Some major improvements are also made possible; the most important, that it can now display ‘freqs’ for multiple revisions during the day, and keeps historical data for comparison. It adds several new reports from ‘hit-frequencies’; a score-map, overlaps, a performance measurement, and a boolean ‘promoteability’ measurement.

Finally, a really useful new report is the graph of rule hit-rate, as it changes over time.
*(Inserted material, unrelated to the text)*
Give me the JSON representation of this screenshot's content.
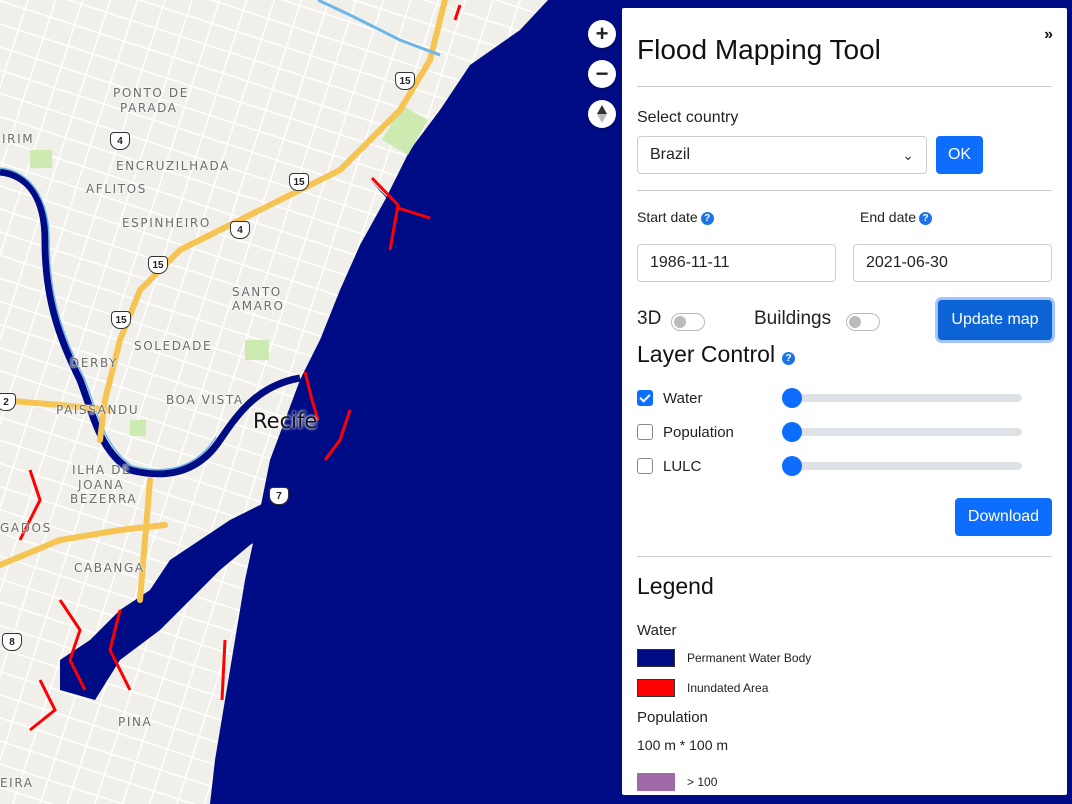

Here’s a cached demo, or see the same data produced ‘live’. This gives a totally new insight into how the rule hits for various people’s corpora, how that changed over time, and allows a whole new type of rule analysis. (In fact, it also allows pretty good corpus analysis, too; can you tell which submitters bounce high-scoring spam at receipt time?)

(More info on these.)

Product idea: RAID Backup Enclosures

Cory Doctorow at Boing Boing links to an article at TechCrunch that lists Better and Cheaper Online File Storage as a product that needs to be made. However, Ben Laurie does the sums on online storage as a useful backup medium, and found them not exactly compelling (e.g. 100GB of data will take 75 days to upload over an 128Kbps link).

I tend to agree. An online host isn’t great as a backup host, since, in my experience, there are two types of backups required:

  • The important small files (for example: encrypted password lists, my address book, my ~/bin directory)
  • The massive big filesets (for example: MP3s, photos)

The first kind of fileset is amenable to an online backup-storage service, at first glance. However — in my opinion you’re better off going the whole hog for these files, and using the distributed, versioned backup method of putting it in a good networked revision control system, and checking it out everywhere, so you can also make changes and check in from any host; otherwise, you face the perils of syncing up a single backup from multiple “writers”, without conflicts. So far, none of the online file storage services offer SVN as an access method, so a shell account at a colo server still seems more useful on that count.

The second kind of fileset, as Ben notes, will take donkey’s years to upload and sync as a backup mechanism; and the economics are hardly compelling for the service provider.

I think I prefer Brad Templeton’s idea to deal with large-data backups —

I propose a software RAID-5, done over a LAN with 3 to 5 drives scattered over several machines on the LAN.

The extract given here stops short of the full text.